Morley Town Hall is a Grade 1 listed building, which celebrated its centenary in 1995. This window in the Town Hall says much about the town and its inhabitants. Their belief in social and industrial progress is evident, as was the way that they went about their business, the aims which they had, and their real achievements.
Following the granting of Borough status in 1885, the new Borough Council had really ambitious plans and they certainly wanted an impressive building for the Town Hall where the business of running a borough could be conducted, and where visitors could be entertained in surroundings of which the town could be proud.
The first Mayor of Morley, Joseph Schofield, and his fellow councillors decided that a design would be obtained by a competition and 73 entries were submitted. This was the winning design offered by Holtom & Fox, a firm of Dewsbury architects. They received £100 and, of course, they supervised some of the building.
By 1891, work had commenced and the granite foundation stone was laid on the 8th October 1892. The borough made it a big event and the Mayor, Alderman Thomas Clough, carried out the ceremony using a silver trowel.
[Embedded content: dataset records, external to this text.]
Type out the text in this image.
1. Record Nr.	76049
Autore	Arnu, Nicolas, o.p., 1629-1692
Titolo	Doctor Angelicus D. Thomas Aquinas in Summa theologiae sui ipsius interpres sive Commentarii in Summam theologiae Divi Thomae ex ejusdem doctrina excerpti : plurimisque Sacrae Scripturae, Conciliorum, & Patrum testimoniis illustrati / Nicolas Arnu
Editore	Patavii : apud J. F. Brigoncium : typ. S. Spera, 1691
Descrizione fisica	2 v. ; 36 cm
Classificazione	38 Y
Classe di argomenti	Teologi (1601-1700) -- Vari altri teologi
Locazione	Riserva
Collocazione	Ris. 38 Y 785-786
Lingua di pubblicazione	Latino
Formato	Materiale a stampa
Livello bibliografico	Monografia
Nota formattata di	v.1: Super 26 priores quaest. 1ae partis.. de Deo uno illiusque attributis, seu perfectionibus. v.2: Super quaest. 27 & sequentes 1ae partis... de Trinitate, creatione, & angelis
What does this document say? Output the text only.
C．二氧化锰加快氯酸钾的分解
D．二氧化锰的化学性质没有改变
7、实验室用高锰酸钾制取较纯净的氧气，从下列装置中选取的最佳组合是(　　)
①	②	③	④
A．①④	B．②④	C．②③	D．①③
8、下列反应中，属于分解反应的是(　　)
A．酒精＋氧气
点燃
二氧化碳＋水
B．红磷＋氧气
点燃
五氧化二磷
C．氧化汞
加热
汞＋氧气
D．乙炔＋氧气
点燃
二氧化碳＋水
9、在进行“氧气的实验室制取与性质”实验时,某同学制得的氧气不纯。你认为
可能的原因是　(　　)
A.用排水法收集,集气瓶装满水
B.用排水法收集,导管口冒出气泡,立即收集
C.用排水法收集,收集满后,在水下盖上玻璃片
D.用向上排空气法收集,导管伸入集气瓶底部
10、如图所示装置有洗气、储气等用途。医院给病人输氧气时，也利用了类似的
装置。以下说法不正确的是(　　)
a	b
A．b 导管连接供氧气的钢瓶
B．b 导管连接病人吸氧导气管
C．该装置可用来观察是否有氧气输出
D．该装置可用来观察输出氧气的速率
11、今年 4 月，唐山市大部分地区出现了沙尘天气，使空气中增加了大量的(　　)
Many dignitaries from surrounding towns were also present. Flattened under the stone are various local newspapers of the day and histories of Morley written by Norrisson Scatcherd and William Smith.
The opening on 16 October 1895 was a grand event. At that time, Morley’s most famous son was the lawyer turned politician Herbert Henry Asquith who had been born in the town in 1852, so it seemed very appropriate that he be asked to do the opening.
At last, Morley had a building of some stature, literally and figuratively. It had cost over £41,000 to build and the dome is 160 feet high. It had a magnificent hall, the Great Hall, which later became the Alexandra Hall, in which meetings could be held and folks could enjoy various forms of entertainment. Originally there was seating for 1200 people but this has now been reduced to around 800.
The Great Staircase to the Mayor’s parlour and the council chamber must have impressed many visiting dignitaries. In addition the Town Hall had a magistrate’s court and the local police force were housed inside the building so that issues of law and order could be dealt with more effectively than was previously the case.
In the following years improvements were made to the building. This stained glass window was contributed by Charles Scarth, who was Mayor of the borough a record six times and certainly one of the most successful textile manufacturers in the area. Appropriately the window is dedicated, in Latin, to Industry. Another 12 windows were donated by other local personalities in 1902, all dedicated to different human activities and feelings. It is difficult to believe now that they only cost £25 each when they were made.
The council chamber was redesigned in 1937 to accommodate the extra Councillors from East and West Ardsley, Gildersome and Drighlington when these districts were incorporated into the borough.
The building became a focal point of the Borough and was the centre of any celebration, local or national. During the Second World War, the Town Hall was used for raising funds for the War effort, and between 1942 and 1945 such efforts raised over £1.5 million.
The Town Hall got recognition of a less welcome kind on the 16th August 1961, when a fire broke out in the nearby Albert Mills and sparks reached the Town Hall. Despite the best efforts of the Fire Brigade it was not possible to save the dome which was completely destroyed. Happily, the rest of the building was undamaged, and the dome was restored, but the event was described in some detail on national television. The photograph shows firemen fighting the blaze on Back Wellington Street with the blazing Albert Mills in the background.
These photographs from various local collections show that the Town Hall is still an important meeting place for Morleians and that it has been maintained in style. Meetings and discussions can be held in the Mayor’s Parlour in impressive and dignified surroundings, the Alexandra Hall remains an important centre for meetings and popular entertainment, such as brass band concerts, and the council chamber is again in use by the present Town Council for discussion of matters of public policy which affect the lives of local people.